The internal conflict with the government camp is becoming heated. The Blue House, government and governing party are blaming each other for the confusion in state affairs. The leaders of the governing party point fingers at each other. The nation seems to be drifting without direction. This is no time to engage in pinning the responsibility on others. The president must show leadership by calming the internal trouble and setting a new direction.
Judging from the way things are going, the governing camp must be in some kind of trouble. Prime Minister Lee Hae-chan warned against “domination of presidential aides and private organizations.” Meanwhile, Yeom Dong-yeon, a close aide of the president, retorted, telling Mr. Lee, “Behave prudently.” When things go this far, they don’t appear to be a family. It is not a matter of an emotional gap, but a difference in their understanding of reality. A governing party lawmaker who was once a deputy prime minister of economy criticized the committee-centered government operation, saying, “Government operations should be left to the administration manned by experts.” But the Blue House responded, saying, “That is completely the wrong idea.”
The Uri Party criticized the Blue House for promoting policies based on the president’s idealistic ideas, complaining, “The party cleans up the mess after the government establishes policies.” Nothing can be achieved, if they exchange attacks and counterattacks.
First, the Blue House must listen to what the party says. As the lawmakers contact voters in their constituencies, they come to understand the people’s view.
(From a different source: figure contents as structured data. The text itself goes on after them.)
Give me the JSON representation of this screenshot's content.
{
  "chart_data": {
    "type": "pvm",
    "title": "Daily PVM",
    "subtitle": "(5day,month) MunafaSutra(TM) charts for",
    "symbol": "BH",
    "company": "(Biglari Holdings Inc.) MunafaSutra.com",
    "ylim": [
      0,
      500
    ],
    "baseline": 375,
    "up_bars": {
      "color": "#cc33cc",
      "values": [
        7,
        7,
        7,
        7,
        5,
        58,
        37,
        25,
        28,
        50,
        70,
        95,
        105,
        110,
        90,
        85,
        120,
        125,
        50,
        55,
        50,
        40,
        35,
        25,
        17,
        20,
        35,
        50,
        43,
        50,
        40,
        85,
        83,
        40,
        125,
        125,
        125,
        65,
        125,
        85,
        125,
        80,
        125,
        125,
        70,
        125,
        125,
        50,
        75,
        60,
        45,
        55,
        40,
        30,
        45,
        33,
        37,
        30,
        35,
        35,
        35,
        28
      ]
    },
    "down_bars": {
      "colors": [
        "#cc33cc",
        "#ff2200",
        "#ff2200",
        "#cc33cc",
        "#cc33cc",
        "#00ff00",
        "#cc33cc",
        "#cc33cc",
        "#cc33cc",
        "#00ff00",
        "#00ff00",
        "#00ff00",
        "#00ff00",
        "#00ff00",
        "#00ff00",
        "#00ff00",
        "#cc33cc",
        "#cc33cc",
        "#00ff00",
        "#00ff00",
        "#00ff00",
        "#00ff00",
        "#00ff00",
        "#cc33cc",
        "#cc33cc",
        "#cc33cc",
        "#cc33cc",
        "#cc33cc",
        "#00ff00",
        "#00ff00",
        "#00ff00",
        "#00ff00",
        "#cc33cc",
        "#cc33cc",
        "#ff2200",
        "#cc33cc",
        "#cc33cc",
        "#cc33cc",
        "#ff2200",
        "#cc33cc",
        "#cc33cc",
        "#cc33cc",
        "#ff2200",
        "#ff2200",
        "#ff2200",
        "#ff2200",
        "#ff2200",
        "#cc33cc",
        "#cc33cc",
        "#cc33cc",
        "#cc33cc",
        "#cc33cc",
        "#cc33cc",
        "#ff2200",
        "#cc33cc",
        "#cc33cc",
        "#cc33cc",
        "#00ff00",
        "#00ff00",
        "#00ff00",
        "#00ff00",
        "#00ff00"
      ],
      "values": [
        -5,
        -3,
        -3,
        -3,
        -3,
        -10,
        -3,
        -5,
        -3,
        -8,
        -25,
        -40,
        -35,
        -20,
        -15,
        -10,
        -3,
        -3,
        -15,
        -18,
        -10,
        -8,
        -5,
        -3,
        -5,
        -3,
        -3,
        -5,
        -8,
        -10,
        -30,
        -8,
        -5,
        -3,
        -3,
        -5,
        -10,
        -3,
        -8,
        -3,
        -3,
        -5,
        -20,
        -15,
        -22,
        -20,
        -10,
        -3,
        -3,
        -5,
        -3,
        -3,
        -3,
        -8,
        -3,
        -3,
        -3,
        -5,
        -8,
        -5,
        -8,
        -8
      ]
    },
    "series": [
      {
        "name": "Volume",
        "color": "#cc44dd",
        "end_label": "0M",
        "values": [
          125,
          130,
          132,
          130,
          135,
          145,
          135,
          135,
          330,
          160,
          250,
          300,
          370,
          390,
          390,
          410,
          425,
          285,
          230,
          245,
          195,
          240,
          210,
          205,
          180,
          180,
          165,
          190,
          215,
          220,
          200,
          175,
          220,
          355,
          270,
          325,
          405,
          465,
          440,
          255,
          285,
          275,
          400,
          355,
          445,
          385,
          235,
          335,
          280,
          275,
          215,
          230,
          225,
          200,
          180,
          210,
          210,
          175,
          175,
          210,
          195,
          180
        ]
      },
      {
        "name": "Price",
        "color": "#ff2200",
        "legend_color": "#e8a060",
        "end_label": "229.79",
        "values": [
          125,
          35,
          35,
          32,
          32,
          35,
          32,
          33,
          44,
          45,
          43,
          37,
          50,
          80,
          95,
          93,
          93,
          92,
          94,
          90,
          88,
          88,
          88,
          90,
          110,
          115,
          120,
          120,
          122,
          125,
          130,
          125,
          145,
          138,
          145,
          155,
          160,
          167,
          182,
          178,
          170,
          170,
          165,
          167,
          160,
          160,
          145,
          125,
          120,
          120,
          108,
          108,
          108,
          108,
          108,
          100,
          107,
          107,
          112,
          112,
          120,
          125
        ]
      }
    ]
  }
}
It is not proper to ask the party to take care of side effects after excluding their participation in policymaking. The separation of the party and the government means the president shouldn’t behave like an emperor by taking the party’s right to appoint personnel and candidates for elections. If the government asks the party to watch what the government does, there is no need for party politics and politics of responsibility.
The party is also responsible. Being satisfied with the victory in general elections, it neglected to reflect the desperate needs of the people. It clings to conflict over hegemony and debates on ideology, while paying no attention to the livelihood of the people.